Bij het vergelijken van leeftijd en afhankelijkheid, valt een te verwachten resultaat op: hoe ouder men wordt, hoe afhankelijker.

Toch zijn nog veel patiënten op leeftijd in staat om zelf hun toilet te verzorgen.

De verzorging die het meest voorkomt, is wondverzorging en injecties. 67% van de niet-afhankelijke patiënten krijgt, minstens één verzorgingsdag op twee, injecties.

Vrouwen zijn opvallend aanwezig onder de patiënten met een afhankelijkheidsprofiel van het type “forfait A” en het type “toilet’”. Dit bevestigt de hypothese dat wanneer een man hygiënische verzorging nodig heeft, de entourage deze verzorging vaker zelf geeft.

Sociaal statuut
De rechthebbenden op verhoogde tegemoetkoming (rvt) zijn talrijker naarmate de afhankelijkheid stijgt.
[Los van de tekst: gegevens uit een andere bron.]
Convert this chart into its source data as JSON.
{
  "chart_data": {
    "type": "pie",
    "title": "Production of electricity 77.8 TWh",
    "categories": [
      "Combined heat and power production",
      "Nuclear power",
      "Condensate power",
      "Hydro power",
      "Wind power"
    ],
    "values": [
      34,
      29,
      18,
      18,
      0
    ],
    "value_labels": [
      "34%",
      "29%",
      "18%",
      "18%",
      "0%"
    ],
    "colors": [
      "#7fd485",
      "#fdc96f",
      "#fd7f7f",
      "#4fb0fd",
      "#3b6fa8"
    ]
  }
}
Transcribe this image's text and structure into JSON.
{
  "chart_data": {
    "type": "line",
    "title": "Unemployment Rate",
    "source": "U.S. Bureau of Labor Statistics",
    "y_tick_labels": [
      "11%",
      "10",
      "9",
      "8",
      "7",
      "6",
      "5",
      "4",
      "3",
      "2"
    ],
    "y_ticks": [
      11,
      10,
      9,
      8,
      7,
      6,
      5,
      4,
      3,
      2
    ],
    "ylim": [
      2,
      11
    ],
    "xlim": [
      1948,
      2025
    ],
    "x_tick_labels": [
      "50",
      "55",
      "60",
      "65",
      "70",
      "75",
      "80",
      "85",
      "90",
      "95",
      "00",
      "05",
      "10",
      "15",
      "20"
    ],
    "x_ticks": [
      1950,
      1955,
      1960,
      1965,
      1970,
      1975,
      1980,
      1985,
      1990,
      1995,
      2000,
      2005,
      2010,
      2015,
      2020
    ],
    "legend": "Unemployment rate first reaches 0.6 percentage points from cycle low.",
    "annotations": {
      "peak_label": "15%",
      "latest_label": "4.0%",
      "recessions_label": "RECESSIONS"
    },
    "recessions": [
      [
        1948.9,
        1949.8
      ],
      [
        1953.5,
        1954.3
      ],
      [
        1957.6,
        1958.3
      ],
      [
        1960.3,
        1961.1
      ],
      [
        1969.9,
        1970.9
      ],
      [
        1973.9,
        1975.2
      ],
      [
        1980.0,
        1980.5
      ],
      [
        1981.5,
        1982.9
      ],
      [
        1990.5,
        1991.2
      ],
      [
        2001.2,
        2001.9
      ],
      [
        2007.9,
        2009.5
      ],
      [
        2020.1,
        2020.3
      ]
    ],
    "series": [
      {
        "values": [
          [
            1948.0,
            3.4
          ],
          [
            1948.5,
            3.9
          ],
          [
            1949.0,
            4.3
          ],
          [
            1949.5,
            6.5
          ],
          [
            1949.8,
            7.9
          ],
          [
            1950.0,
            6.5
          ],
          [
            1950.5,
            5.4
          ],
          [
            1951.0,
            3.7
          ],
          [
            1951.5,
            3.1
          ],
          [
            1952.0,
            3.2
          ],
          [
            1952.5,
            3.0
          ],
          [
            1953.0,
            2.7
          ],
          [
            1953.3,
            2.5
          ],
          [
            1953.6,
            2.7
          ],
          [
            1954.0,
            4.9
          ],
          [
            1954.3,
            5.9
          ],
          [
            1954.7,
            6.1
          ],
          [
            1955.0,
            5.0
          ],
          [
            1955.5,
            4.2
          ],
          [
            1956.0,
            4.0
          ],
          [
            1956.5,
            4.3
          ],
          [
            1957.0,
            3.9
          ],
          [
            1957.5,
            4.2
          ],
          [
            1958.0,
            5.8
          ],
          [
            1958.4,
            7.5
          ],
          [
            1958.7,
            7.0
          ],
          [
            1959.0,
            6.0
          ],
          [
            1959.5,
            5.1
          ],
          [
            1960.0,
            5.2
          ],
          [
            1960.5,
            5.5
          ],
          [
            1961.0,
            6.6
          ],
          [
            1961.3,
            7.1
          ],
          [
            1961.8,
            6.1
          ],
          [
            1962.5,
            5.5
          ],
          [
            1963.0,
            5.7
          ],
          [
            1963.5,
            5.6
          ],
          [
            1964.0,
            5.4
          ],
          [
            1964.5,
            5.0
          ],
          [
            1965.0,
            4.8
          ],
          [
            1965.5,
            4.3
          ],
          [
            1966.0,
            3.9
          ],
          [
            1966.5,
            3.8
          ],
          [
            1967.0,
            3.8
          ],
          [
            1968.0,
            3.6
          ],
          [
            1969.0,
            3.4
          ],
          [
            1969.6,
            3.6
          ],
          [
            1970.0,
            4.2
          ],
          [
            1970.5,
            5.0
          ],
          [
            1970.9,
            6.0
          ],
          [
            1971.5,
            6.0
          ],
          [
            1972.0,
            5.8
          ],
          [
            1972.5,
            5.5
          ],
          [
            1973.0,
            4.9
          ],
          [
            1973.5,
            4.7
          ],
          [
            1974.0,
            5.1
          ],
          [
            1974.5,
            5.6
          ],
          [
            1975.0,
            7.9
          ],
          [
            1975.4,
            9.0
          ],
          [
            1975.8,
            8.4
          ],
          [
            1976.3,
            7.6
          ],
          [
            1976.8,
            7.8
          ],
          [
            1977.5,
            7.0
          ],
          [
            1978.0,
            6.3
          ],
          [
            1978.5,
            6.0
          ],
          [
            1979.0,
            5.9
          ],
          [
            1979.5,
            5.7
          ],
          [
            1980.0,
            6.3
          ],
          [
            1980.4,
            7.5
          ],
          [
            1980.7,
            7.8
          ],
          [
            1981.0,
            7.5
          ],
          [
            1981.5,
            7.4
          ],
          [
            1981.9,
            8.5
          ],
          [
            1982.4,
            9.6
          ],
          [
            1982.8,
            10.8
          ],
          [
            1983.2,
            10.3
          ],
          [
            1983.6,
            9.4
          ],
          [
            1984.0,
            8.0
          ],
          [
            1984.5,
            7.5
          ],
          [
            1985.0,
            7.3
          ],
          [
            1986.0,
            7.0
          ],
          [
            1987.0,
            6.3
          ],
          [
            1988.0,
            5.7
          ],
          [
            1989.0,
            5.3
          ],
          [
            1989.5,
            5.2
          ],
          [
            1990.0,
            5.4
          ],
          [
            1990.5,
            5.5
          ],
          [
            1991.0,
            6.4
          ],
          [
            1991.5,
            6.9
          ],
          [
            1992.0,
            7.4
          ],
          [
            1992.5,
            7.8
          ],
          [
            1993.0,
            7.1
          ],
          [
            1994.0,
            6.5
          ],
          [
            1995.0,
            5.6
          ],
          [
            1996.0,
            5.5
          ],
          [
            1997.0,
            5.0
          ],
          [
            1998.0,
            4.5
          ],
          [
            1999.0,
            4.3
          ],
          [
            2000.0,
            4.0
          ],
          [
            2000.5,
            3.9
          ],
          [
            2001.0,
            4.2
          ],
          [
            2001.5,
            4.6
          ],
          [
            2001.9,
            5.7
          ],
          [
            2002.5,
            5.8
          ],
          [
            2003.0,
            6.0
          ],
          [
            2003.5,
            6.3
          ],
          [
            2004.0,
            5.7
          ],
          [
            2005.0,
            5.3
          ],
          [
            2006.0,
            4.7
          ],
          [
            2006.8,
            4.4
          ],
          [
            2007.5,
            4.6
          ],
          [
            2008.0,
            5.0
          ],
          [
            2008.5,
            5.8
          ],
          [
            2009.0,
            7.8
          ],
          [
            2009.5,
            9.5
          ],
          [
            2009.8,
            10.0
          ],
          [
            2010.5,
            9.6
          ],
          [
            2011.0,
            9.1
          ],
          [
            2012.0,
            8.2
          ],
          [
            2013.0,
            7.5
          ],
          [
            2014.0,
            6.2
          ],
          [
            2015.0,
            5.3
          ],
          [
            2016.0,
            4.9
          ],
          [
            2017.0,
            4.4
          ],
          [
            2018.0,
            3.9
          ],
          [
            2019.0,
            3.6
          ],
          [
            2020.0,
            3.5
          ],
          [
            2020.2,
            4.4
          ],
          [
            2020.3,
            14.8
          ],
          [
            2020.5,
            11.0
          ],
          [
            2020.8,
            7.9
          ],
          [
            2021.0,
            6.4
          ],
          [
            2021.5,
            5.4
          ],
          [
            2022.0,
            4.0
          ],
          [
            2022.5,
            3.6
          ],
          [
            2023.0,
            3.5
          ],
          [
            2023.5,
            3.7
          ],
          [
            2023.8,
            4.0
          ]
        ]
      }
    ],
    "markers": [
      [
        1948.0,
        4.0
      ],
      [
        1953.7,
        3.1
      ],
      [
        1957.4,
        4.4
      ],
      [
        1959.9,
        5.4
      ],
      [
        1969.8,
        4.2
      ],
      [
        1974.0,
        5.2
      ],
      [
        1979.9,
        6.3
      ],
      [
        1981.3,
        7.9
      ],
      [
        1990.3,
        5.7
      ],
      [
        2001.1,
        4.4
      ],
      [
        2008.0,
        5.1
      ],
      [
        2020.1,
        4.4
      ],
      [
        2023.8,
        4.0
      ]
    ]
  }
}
Maar tal van afhankelijke patiënten hebben dit statuut niet.

Idem voor de MAF : op 31.12.04, zou meer dan 40% van de patiënten in aanmerking kunnen komen voor een integrale terugbetaling van de verpleegkundige verzorging, zodra het grensbedrag voor het remgeld bereikt is voor de sociale MAF of de inkomens-MAF. Dit percentage stijgt bij de zwaarste afhankelijkheidscategorieën. Maar bijna tweederde van de patiënten bevindt zich, door zijn statuut van “niet-RVV” en door het feit dat ze enkel recht hebben op de fiscale MAF, in een niet echt benijdenswaardige positie, wat de betaalbaarheid van het remgeld betreft.

Plaats van zorgverstrekking
Zo’n 16% van de patiënten krijgt meer dan 50% van zijn verzorgingsdagen toegediend in het kabinet van de verpleegkundige of in een gemeenschappelijke residentie.

Uit de kaart van de afhankelijkheid per arrondissement blijkt geen rechtstreeks verband tussen sociaal-economische problemen en afhankelijkheid. Dé verklarende factor is en blijft het belang van de lokale praktijken.